I Am Not Frank - The Narrative 'I'
A few years ago I read "Alive, She Cried" at a literary conference I often attend, and afterwards a woman I've known for twenty years, an English professor, came up to me and said, "I'm glad you explained it wasn't autobiographical!" I studied her face for any sign that she was joking. She wasn't. On the one hand, I was taken aback that anyone could believe that I identified with the sick creature whose voice is the narrative line of that story. On the other, I was struck yet again by how pervasive it is, with non-writers, this inability to grasp the many relationships of author to character.
Because most of my readers who give me feedback are friends, people who know me and my history, I see this problem more vividly than one might expect. For example, a few years ago I was involved with a woman who suddenly found me disgusting because after reading my novel, Loving Women, she "realized" that I had frequented whorehouses. I hadn't. I haven't. I don't plan to. The brothel scenes are invention, with details borrowed from a PBS documentary about the Mustang Ranch!

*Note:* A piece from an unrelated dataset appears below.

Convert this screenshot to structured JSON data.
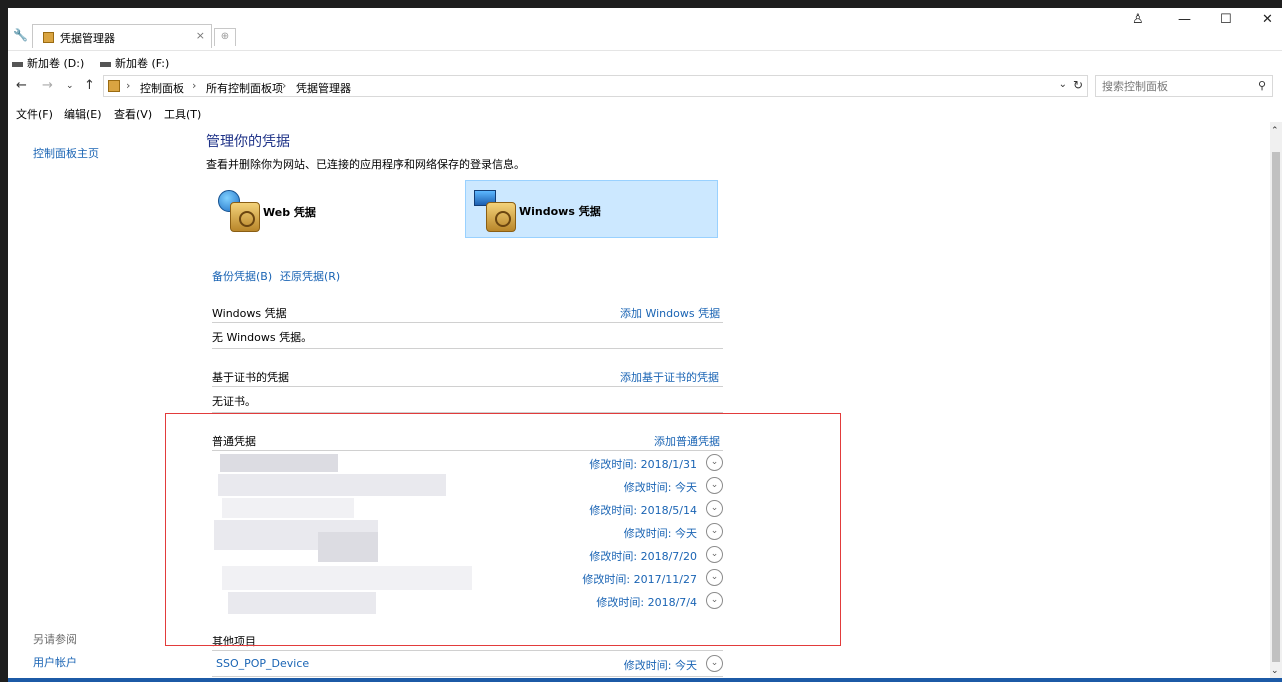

Similarly, I spent about five years writing about a woman I had fallen in love quite by accident, beginning a few years after she was gone from my life. At first I used her unconsciously, unaware of the significance of the ghost that was huanting my fiction. By the time she came back, a miracle, after being gone for eight years, I had used her to create Tirzah in "Horse Latitudes," Patty in "Still Life with Python," Terry in "Girls Who Spit," Ruth in "Peaches" (a story which eventually became the first third of the novel Loving Women), Teresa in "Bride Price" (the rest of Loving Women), and Maureen in Point Lobos.
When she came back, before we were together, I wrote a story both for and to her, Past Tense. It made her cry. She had begun giving me her painful fantasies again, stories that were obviously about us and impossible, given her husband, my wife, her child. She thought I wrote it to teach her a lesson. I told her I wrote it because it was truth buried in fiction. In another few months, we were together, then divorced from our respective mates, and then, with the suddenness of a train wreck, she was gone.
In the meantime, in those eighteen months that defined the rest of my life, I wrote stories for her rather than about her. It was for her that I wrote "Host," though because of the magic danger of the story, I made both characters into other people: a professor friend whose wife was twenty years younger, a graduate student I remembered. For her "Duck Hunting," but with a pair of our friends as the models. Their conflict, like that of Clo and Road, was so much harder to resolve than ours. But she didn't think so. "So they get a divorce?" she said after reading it. It was the beginning of summer; the season ended with her departure.
During that time, I learned the meaning of Robinson Jeffers' great quip, "I can write lies in prose." I wrote poetry for her, desperate, naked poems about our relationship and what it meant, like "Monody in Ice." The fiction was always more complicated than that, with layers of truth and invention like the marbling of a cake.
And then she was gone. And once again, I wrote about her: She became Gwendolynn in "No More Gwendolynn"; though the man in the story is "me," I never had a casual relationship with a student. She "is" Madeleine (the name I eventually christened her memory with) in "Ceremony," told by a man much more damaged, I think, than I. She is one of the two women in "Short Stories." And then, finally, Eleanor in "Like a Camera" and the woman called "Anna" (and "Matilda") in "Windigo Heart."
My son had a tough time with "Like a Camera" because he knew the narrator was, in some sense, me, and when the narrator turned out to be "such a shit", he was confused. But that is the narrative 'I' doing it's strange transformations. I am not Paul Edwardson, any more than I am Thomas Phelan. But to make them live, I borrow from myself. To understand myself, I examine bits of myself grafted here and there, to this character or that. Good fiction is not "about things"; it is things. There is a great deal of bad writing (Thomas Wolfe comes to mind) in which the point is to celebrate what an extraordinary human being the writer is. Autobiographies, after all, demand a certain humility which we can chuck if we pretend we are exalting someone else.
I learned my narrative ethics from a man of uncompromising principles, Vardis Fisher, a novelist whose "autobiographical" fictions are extraordinary confessions of a flawed human being. Ruth's weaknesses are not Madeleine's, any more than Maureen's and Teresa's strengths are hers. Fiction lies; every story invents lies to embellish the truth of its sources. A good character is not a real person made up in costume. A good character has her own life. Child or cousin of her human source, she is her self, or she is not worth reading. That, after all, is the point of "Like a Camera," just as being careful what lies we tell in prose is the lesson of "Past Tense."
The title, by the way? That deserves a second essay, if you are interested.